So, what is Filipino food? What does it mean to me, and what memories do I have of it? What have I learned from my cooking lessons and this project?
These questions have laid behind my project even as I thought the answer could be easily imparted to me with my Titas’ wisdom. Like the sense of Filipino identity in the diaspora, it evades easy encapsulation. It represents the life of my family in the Philippines, a life that I have always wondered about but could never experience. But it begins to seem that my Titas find it hard to define what is Filipino. Tita Nette remembers burns while frying fish, beheading chickens, and goto at funerals. Tita Ria has no association of goto at funerals, but she remembers shared drives to school and pungently sour sinigang. Tita Marcia’s Visayan sinigang is not to her taste. Tita Angie remembers Filipino food as it was in the US, at family parties, or with her husband and daughter.
Dana Collins, in her chapter in Halo-Halo Ecologies, calls this “an imagined homeland:” (p.39) the romanticized landscape of the mythical Philippines from where comes the “authentic” Filipino food. This imagined homeland produces a national rather than regional conception of Filipino food, despite the rich cultural diversity of the Philippines. It inspires a chronic anxiety in Filipinos in the diaspora that their food, and, by extension, they, are somehow inauthentic because of their disconnect from that homeland. Every person I asked to teach me to cook expressed some form of doubt of their abilities. “Why me?” they asked. And while they were quick to praise the skills of their sisters, they faltered in a personal pride. Their dwindling connection, and my struggle to create connection, betray an insecurity stemming from culinary nationalism and a deeper longing from the diaspora to find somewhere to fit.
Collins’ article includes several snippets of interviews from Filipino restauranteers in Los Angeles.
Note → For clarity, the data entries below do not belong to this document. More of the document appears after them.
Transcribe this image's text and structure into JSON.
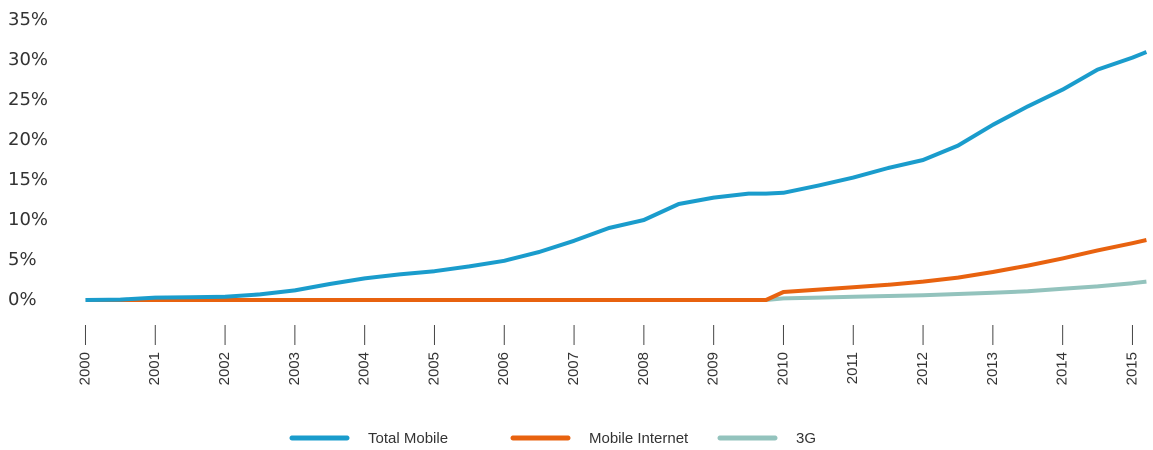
{
  "chart_data": {
    "type": "line",
    "x": [
      2000,
      2000.5,
      2001,
      2001.5,
      2002,
      2002.5,
      2003,
      2003.5,
      2004,
      2004.5,
      2005,
      2005.5,
      2006,
      2006.5,
      2007,
      2007.5,
      2008,
      2008.5,
      2009,
      2009.5,
      2009.75,
      2010,
      2010.5,
      2011,
      2011.5,
      2012,
      2012.5,
      2013,
      2013.5,
      2014,
      2014.5,
      2015,
      2015.2
    ],
    "series": [
      {
        "name": "Total Mobile",
        "color": "#1a9ccc",
        "values": [
          0,
          0.05,
          0.3,
          0.35,
          0.4,
          0.7,
          1.2,
          2.0,
          2.7,
          3.2,
          3.6,
          4.2,
          4.9,
          6.0,
          7.4,
          9.0,
          10.0,
          12.0,
          12.8,
          13.3,
          13.3,
          13.4,
          14.3,
          15.3,
          16.5,
          17.5,
          19.3,
          21.9,
          24.2,
          26.3,
          28.8,
          30.3,
          31.0
        ]
      },
      {
        "name": "Mobile Internet",
        "color": "#e8620f",
        "values": [
          0,
          0,
          0,
          0,
          0,
          0,
          0,
          0,
          0,
          0,
          0,
          0,
          0,
          0,
          0,
          0,
          0,
          0,
          0,
          0,
          0,
          1.0,
          1.3,
          1.6,
          1.9,
          2.3,
          2.8,
          3.5,
          4.3,
          5.2,
          6.2,
          7.1,
          7.5
        ]
      },
      {
        "name": "3G",
        "color": "#93c3bd",
        "values": [
          null,
          null,
          null,
          null,
          null,
          null,
          null,
          null,
          null,
          null,
          null,
          null,
          null,
          null,
          null,
          null,
          null,
          null,
          null,
          null,
          0,
          0.2,
          0.3,
          0.4,
          0.5,
          0.6,
          0.75,
          0.9,
          1.1,
          1.4,
          1.7,
          2.1,
          2.3
        ]
      }
    ],
    "xlim": [
      1999.85,
      2015.28
    ],
    "xticks": [
      2000,
      2001,
      2002,
      2003,
      2004,
      2005,
      2006,
      2007,
      2008,
      2009,
      2010,
      2011,
      2012,
      2013,
      2014,
      2015
    ],
    "ylim": [
      0,
      35
    ],
    "yticks": [
      {
        "value": 0,
        "label": "0%"
      },
      {
        "value": 5,
        "label": "5%"
      },
      {
        "value": 10,
        "label": "10%"
      },
      {
        "value": 15,
        "label": "15%"
      },
      {
        "value": 20,
        "label": "20%"
      },
      {
        "value": 25,
        "label": "25%"
      },
      {
        "value": 30,
        "label": "30%"
      },
      {
        "value": 35,
        "label": "35%"
      }
    ],
    "legend": "bottom"
  }
}
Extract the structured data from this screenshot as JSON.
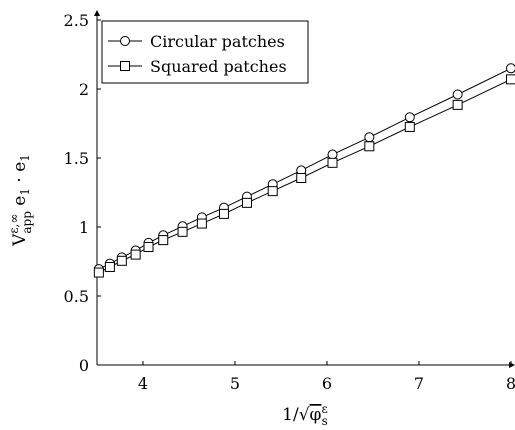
{
  "chart_data": {
    "type": "line",
    "title": "",
    "xlabel": "1/√φᵉₛ",
    "ylabel": "Vᴬᴾᴾ e₁ · e₁",
    "xlim": [
      3.5,
      8
    ],
    "ylim": [
      0,
      2.5
    ],
    "xticks": [
      4,
      5,
      6,
      7,
      8
    ],
    "yticks": [
      0,
      0.5,
      1,
      1.5,
      2,
      2.5
    ],
    "xtick_labels": [
      "4",
      "5",
      "6",
      "7",
      "8"
    ],
    "ytick_labels": [
      "0",
      "0.5",
      "1",
      "1.5",
      "2",
      "2.5"
    ],
    "grid": false,
    "legend_position": "top-left",
    "series": [
      {
        "name": "Circular patches",
        "marker": "circle",
        "x": [
          3.52,
          3.64,
          3.77,
          3.92,
          4.06,
          4.22,
          4.43,
          4.64,
          4.88,
          5.13,
          5.41,
          5.72,
          6.06,
          6.46,
          6.9,
          7.42,
          8.0
        ],
        "y": [
          0.695,
          0.735,
          0.78,
          0.83,
          0.885,
          0.94,
          1.005,
          1.07,
          1.14,
          1.22,
          1.31,
          1.41,
          1.525,
          1.65,
          1.795,
          1.96,
          2.15
        ]
      },
      {
        "name": "Squared patches",
        "marker": "square",
        "x": [
          3.52,
          3.64,
          3.77,
          3.92,
          4.06,
          4.22,
          4.43,
          4.64,
          4.88,
          5.13,
          5.41,
          5.72,
          6.06,
          6.46,
          6.9,
          7.42,
          8.0
        ],
        "y": [
          0.67,
          0.71,
          0.755,
          0.8,
          0.855,
          0.905,
          0.965,
          1.025,
          1.095,
          1.175,
          1.26,
          1.355,
          1.465,
          1.585,
          1.725,
          1.885,
          2.07
        ]
      }
    ]
  }
}
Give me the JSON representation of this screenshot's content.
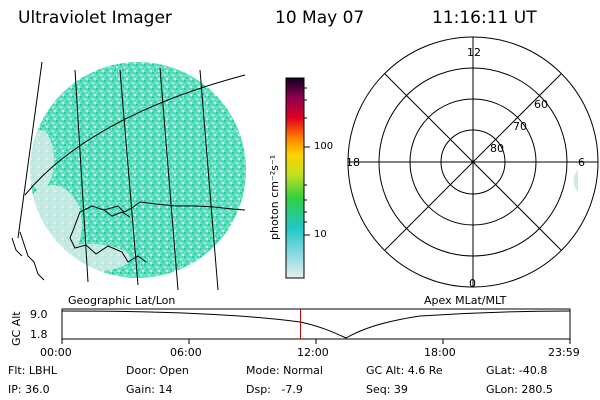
{
  "header": {
    "instrument": "Ultraviolet Imager",
    "date": "10 May 07",
    "time": "11:16:11 UT"
  },
  "image_panel": {
    "projection_label": "Geographic Lat/Lon"
  },
  "colorbar": {
    "unit_label": "photon cm⁻²s⁻¹",
    "ticks": [
      "100",
      "10"
    ]
  },
  "polar_plot": {
    "projection_label": "Apex MLat/MLT",
    "mlt_labels": {
      "top": "12",
      "left": "18",
      "right": "6",
      "bottom": "0"
    },
    "mlat_labels": [
      "60",
      "70",
      "80"
    ]
  },
  "timeline": {
    "ylabel": "GC Alt",
    "y_ticks": [
      "9.0",
      "1.8"
    ],
    "x_ticks": [
      "00:00",
      "06:00",
      "12:00",
      "18:00",
      "23:59"
    ],
    "current_time_hours": 11.27
  },
  "status": {
    "filter": "Flt: LBHL",
    "door": "Door: Open",
    "mode": "Mode: Normal",
    "gc_alt": "GC Alt: 4.6 Re",
    "glat": "GLat: -40.8",
    "ip": "IP: 36.0",
    "gain": "Gain: 14",
    "dsp": "Dsp:   -7.9",
    "seq": "Seq: 39",
    "glon": "GLon: 280.5"
  },
  "colors": {
    "accent_line": "#c00000"
  }
}
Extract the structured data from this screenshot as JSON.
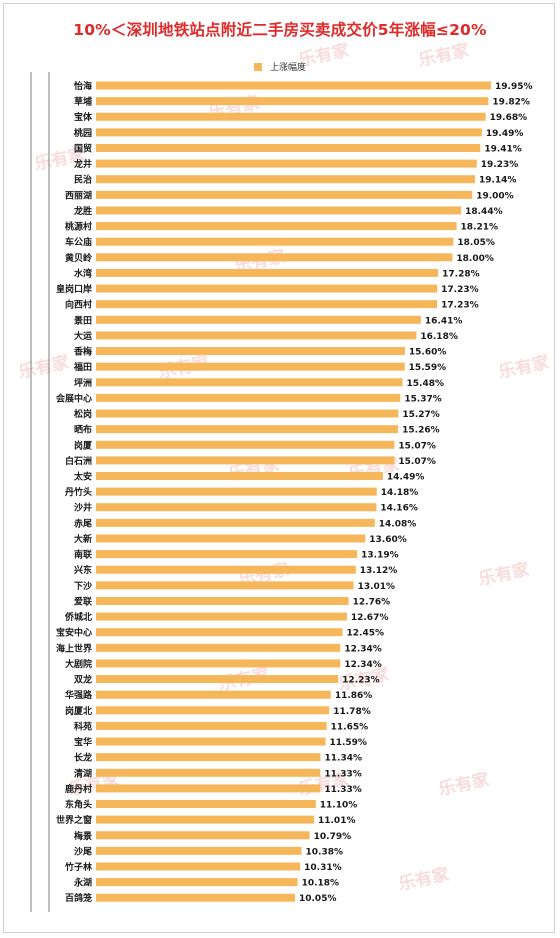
{
  "title": "10%＜深圳地铁站点附近二手房买卖成交价5年涨幅≤20%",
  "legend": {
    "label": "上涨幅度",
    "color": "#f5b75a"
  },
  "watermark": {
    "text": "乐有家"
  },
  "colors": {
    "bar": "#f5b75a",
    "title": "#e02a2a",
    "label": "#1a1a1a"
  },
  "chart_data": {
    "type": "bar",
    "orientation": "horizontal",
    "title": "10%＜深圳地铁站点附近二手房买卖成交价5年涨幅≤20%",
    "legend_position": "top-center",
    "grid": false,
    "series": [
      {
        "name": "上涨幅度",
        "unit": "%"
      }
    ],
    "categories": [
      "怡海",
      "草埔",
      "宝体",
      "桃园",
      "国贸",
      "龙井",
      "民治",
      "西丽湖",
      "龙胜",
      "桃源村",
      "车公庙",
      "黄贝岭",
      "水湾",
      "皇岗口岸",
      "向西村",
      "景田",
      "大运",
      "香梅",
      "福田",
      "坪洲",
      "会展中心",
      "松岗",
      "晒布",
      "岗厦",
      "白石洲",
      "太安",
      "丹竹头",
      "沙井",
      "赤尾",
      "大新",
      "南联",
      "兴东",
      "下沙",
      "爱联",
      "侨城北",
      "宝安中心",
      "海上世界",
      "大剧院",
      "双龙",
      "华强路",
      "岗厦北",
      "科苑",
      "宝华",
      "长龙",
      "清湖",
      "鹿丹村",
      "东角头",
      "世界之窗",
      "梅景",
      "沙尾",
      "竹子林",
      "永湖",
      "百鸽笼"
    ],
    "values": [
      19.95,
      19.82,
      19.68,
      19.49,
      19.41,
      19.23,
      19.14,
      19.0,
      18.44,
      18.21,
      18.05,
      18.0,
      17.28,
      17.23,
      17.23,
      16.41,
      16.18,
      15.6,
      15.59,
      15.48,
      15.37,
      15.27,
      15.26,
      15.07,
      15.07,
      14.49,
      14.18,
      14.16,
      14.08,
      13.6,
      13.19,
      13.12,
      13.01,
      12.76,
      12.67,
      12.45,
      12.34,
      12.34,
      12.23,
      11.86,
      11.78,
      11.65,
      11.59,
      11.34,
      11.33,
      11.33,
      11.1,
      11.01,
      10.79,
      10.38,
      10.31,
      10.18,
      10.05
    ],
    "value_labels": [
      "19.95%",
      "19.82%",
      "19.68%",
      "19.49%",
      "19.41%",
      "19.23%",
      "19.14%",
      "19.00%",
      "18.44%",
      "18.21%",
      "18.05%",
      "18.00%",
      "17.28%",
      "17.23%",
      "17.23%",
      "16.41%",
      "16.18%",
      "15.60%",
      "15.59%",
      "15.48%",
      "15.37%",
      "15.27%",
      "15.26%",
      "15.07%",
      "15.07%",
      "14.49%",
      "14.18%",
      "14.16%",
      "14.08%",
      "13.60%",
      "13.19%",
      "13.12%",
      "13.01%",
      "12.76%",
      "12.67%",
      "12.45%",
      "12.34%",
      "12.34%",
      "12.23%",
      "11.86%",
      "11.78%",
      "11.65%",
      "11.59%",
      "11.34%",
      "11.33%",
      "11.33%",
      "11.10%",
      "11.01%",
      "10.79%",
      "10.38%",
      "10.31%",
      "10.18%",
      "10.05%"
    ],
    "xlim": [
      0,
      20
    ]
  }
}
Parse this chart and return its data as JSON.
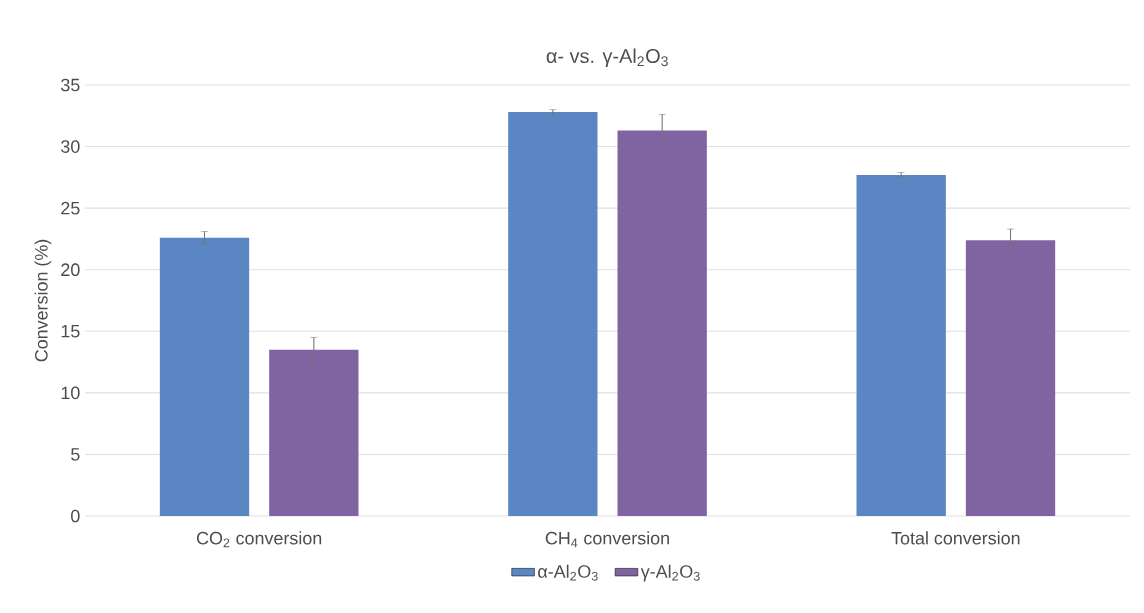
{
  "chart_data": {
    "type": "bar",
    "title": "α- vs. γ-Al$_{2}$O$_{3}$",
    "ylabel": "Conversion (%)",
    "categories": [
      "CO$_{2}$ conversion",
      "CH$_{4}$ conversion",
      "Total conversion"
    ],
    "series": [
      {
        "name": "α-Al$_{2}$O$_{3}$",
        "color": "#5b86c4",
        "values": [
          22.6,
          32.8,
          27.7
        ],
        "errors": [
          0.5,
          0.2,
          0.2
        ]
      },
      {
        "name": "γ-Al$_{2}$O$_{3}$",
        "color": "#8064a2",
        "values": [
          13.5,
          31.3,
          22.4
        ],
        "errors": [
          1.0,
          1.3,
          0.9
        ]
      }
    ],
    "ylim": [
      0,
      35
    ],
    "yticks": [
      0,
      5,
      10,
      15,
      20,
      25,
      30,
      35
    ],
    "grid": "y",
    "legend": "bottom"
  }
}
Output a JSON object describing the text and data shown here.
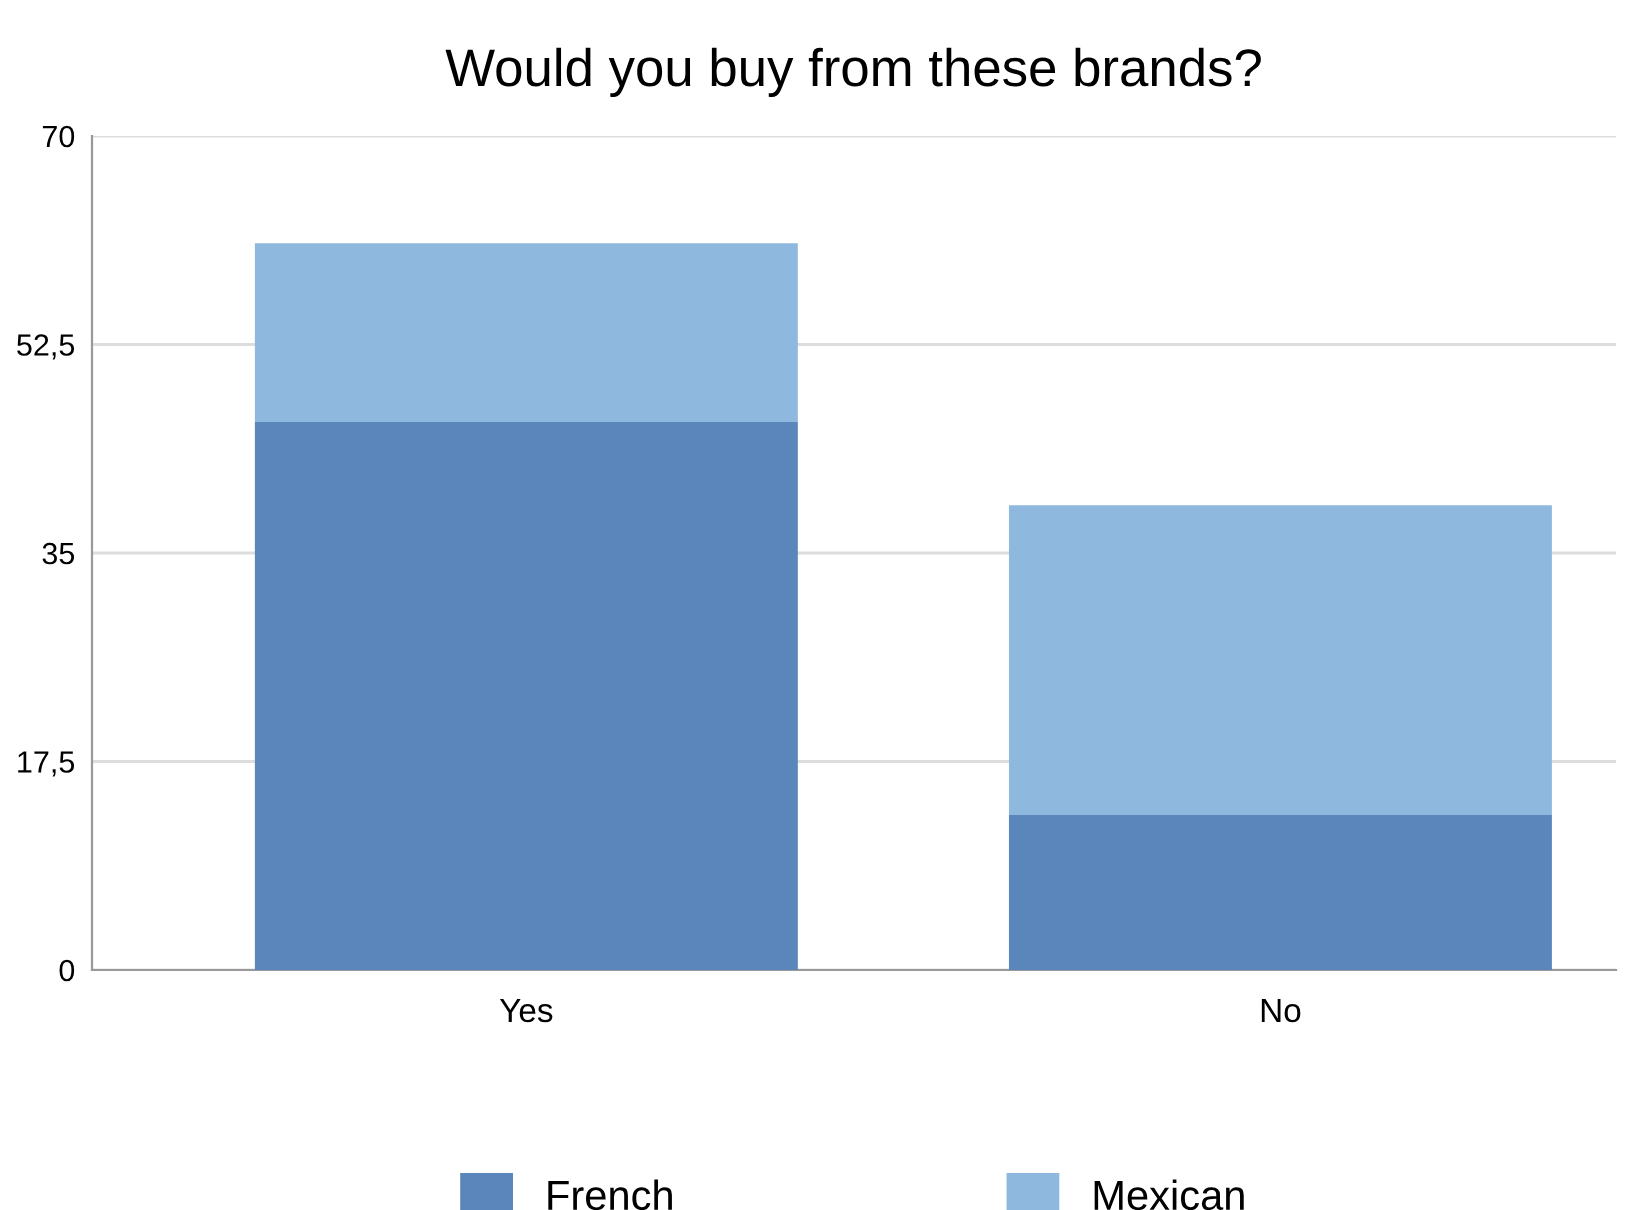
{
  "chart_data": {
    "type": "bar",
    "title": "Would you buy from these brands?",
    "categories": [
      "Yes",
      "No"
    ],
    "stacked": true,
    "series": [
      {
        "name": "French",
        "color": "#5a86bb",
        "values": [
          46,
          13
        ]
      },
      {
        "name": "Mexican",
        "color": "#8fb8de",
        "values": [
          15,
          26
        ]
      }
    ],
    "ylim": [
      0,
      70
    ],
    "yticks": [
      0,
      {
        "value": 17.5,
        "label": "17,5"
      },
      35,
      {
        "value": 52.5,
        "label": "52,5"
      },
      70
    ],
    "grid": "y",
    "legend": "bottom"
  }
}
Isa’s story resonated with me: “My parents’ generation… wanted to be accepted and blend in…. Their goal was to leave that country to make a better life for themselves here. Somewhere down the line, they were taught that the way to make a life here was to be American, whatever that meant.” (p.45) Her chefs echoed the sentiment that I had felt from my family all my life – parents who did everything they could to assimilate, and children who were chronically insecure in their cultural identity. “Homeland is their heritage and a place for which they hold pride, but it is also an imagined space where they were not born or grew up and where some have never visited.” (p.45) Although I am trying to learn Tagalog, to learn Filipino history, and to cook the food, I will never be a native Filipino. I think my mom is proud that I am a born and raised American, but there is still that part of her that feels disconnected from my completely different upbringing, just as I struggle to understand her. It’s why she pushed me to learn Tagalog when I showed off my German skills.
I have learned that Filipino food is not just lumpia and pancit. It is goto, sinigang, menudo, kare kare, and much much more. I have learned that sometimes, Filipino food is just food, as much as any other kind of food, with its own memories and tastes. It is a reminder of a tough life, an unnecessarily complicated process standing over an unsafe stovetop. It is a bowl of rice with dried fish and a little bit of salt, something to get you through the week. I have also learned that it is a lifeline to a homeland that exists in memory, a source of identity and nutrition. Sometimes, it is the only thing that can settle your stomach. It is a cuisine that you want your children to grow up on. It is something that is served at parties and get-togethers, something that tastes like family. It is the product of hard work and a deep love, assembled to feed the mouths that mean the most to you. It is the most natural thing in the world, something that you crave just as you did when you were a child.
I have learned that there is no one right way to cook Filipino food. This semester, I took a Filipino language class at college. Once, we had a cooking session, learning to cook adobo and sinigang. This adobo had potatoes in it, which I hadn’t seen before. The sinigang was made with fish, not pork like I thought. It tasted different from the food I remembered. I recognized the dish, but it didn’t inspire the same memories as the food I grew up with. To me, Filipino food is inextricably linked with my own childhood, with what I grew up eating at family parties but never outside of that. So, like everyone else, my understanding of Filipino food is really a reflection of my own memories, emotions, and attachments. In this way, I don’t think I’m too different from my Titas.
I will take these recipes with me to the future, where I can share them with others. To my cousins, I hope you enjoy cooking these recipes and I hope they bring you good memories.